Danford (6-1, 191) stepped up offensively in the Ontario Hockey League playoffs with 10 points (four goals, six assists) in 21 games, after he had 33 points (one goal, 32 assists) in 64 regular-season games. The 18-year-old right-handed shot is viewed as a smart, dependable defenseman who could develop the offensive side of his game.

NHL.com analysis: The Maple Leafs needed to address their prospect depth at defenseman, and traded with the Ducks to make get into this spot. Danford stands out for his smarts, skating and dependability in all areas of the ice. His biggest attribute will be his defensive play, but his vision and passing ability should allow him to contribute to the offense as his game matures.

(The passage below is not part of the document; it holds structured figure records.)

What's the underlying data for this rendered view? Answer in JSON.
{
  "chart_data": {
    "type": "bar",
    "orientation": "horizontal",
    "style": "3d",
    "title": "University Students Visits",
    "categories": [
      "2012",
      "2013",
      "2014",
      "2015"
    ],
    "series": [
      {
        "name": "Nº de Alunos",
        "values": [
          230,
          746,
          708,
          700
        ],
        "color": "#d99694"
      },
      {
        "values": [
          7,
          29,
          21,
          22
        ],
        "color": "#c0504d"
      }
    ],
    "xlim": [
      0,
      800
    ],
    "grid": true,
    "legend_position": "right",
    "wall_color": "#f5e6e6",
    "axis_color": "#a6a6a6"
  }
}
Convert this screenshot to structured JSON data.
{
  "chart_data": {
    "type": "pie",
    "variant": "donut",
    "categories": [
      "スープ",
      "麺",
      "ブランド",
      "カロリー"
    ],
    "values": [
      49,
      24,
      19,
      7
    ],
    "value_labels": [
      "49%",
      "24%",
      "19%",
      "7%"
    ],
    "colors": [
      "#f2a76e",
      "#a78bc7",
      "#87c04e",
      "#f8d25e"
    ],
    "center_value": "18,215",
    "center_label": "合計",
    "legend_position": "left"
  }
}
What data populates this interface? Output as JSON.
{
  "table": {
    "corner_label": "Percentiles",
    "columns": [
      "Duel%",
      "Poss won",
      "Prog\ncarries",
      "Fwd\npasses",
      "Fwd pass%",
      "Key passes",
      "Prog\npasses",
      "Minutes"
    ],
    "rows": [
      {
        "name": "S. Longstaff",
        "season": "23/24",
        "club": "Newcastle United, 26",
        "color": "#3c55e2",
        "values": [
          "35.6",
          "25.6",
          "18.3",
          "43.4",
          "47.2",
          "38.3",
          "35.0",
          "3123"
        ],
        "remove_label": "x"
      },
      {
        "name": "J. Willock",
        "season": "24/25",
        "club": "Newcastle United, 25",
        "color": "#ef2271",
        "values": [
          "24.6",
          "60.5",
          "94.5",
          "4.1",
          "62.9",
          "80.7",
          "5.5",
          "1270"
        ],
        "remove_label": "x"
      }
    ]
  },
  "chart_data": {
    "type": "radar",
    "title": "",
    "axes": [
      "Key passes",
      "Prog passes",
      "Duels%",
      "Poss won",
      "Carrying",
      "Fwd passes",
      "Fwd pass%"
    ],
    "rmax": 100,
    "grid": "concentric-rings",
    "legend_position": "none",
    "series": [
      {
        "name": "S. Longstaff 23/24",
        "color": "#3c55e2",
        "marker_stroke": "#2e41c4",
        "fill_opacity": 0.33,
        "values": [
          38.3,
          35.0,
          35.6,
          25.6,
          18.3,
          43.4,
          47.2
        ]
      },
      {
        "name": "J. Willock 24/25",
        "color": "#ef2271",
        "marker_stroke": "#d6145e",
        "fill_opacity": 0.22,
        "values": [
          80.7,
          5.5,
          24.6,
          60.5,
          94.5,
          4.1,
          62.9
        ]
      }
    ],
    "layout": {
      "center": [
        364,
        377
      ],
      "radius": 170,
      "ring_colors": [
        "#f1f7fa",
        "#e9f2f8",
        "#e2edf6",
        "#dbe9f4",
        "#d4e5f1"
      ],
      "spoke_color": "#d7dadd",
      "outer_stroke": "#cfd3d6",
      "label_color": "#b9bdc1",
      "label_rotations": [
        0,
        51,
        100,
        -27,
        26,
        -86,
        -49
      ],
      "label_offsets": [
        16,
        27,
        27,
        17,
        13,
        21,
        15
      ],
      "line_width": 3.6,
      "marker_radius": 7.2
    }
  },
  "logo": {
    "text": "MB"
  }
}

32. Edmonton Oilers (from PHI via FLA) -- Sam O'Reilly, RW, London (OHL)

NHL Central Scouting ranking: No. 24 (North American skaters)

The Oilers traded their first-round pick either in 2025 or 2026 to the Philadelphia Flyers to snag the last pick of the first round this year. With it, they took O'Reilly, a right-handed shot who only made the shift to forward three years ago, moving from defenseman to right wing while playing in the Greater Toronto Hockey League. O'Reilly (6-1, 184) was third among Ontario Hockey League rookies with 56 points (20 goals, 36 assists) in 68 games. The 18-year-old led OHL rookies during the playoffs with 12 points (five goals, seven assists) in 16 games to London win the league championship.

NHL.com analysis: The Oilers moved into the first round to select O'Reilly, who seemed to get more ice time as the season went on with London, and was a big part of their run to the OHL championship. With one pick in the first four rounds entering the day and a depleted prospect base from trades that helped them get to the Stanley Cup Final this season, Edmonton likely couldn't pass on a chance to add a smart, skilled, strong skater in O'Reilly when they saw he was available at this point in the draft.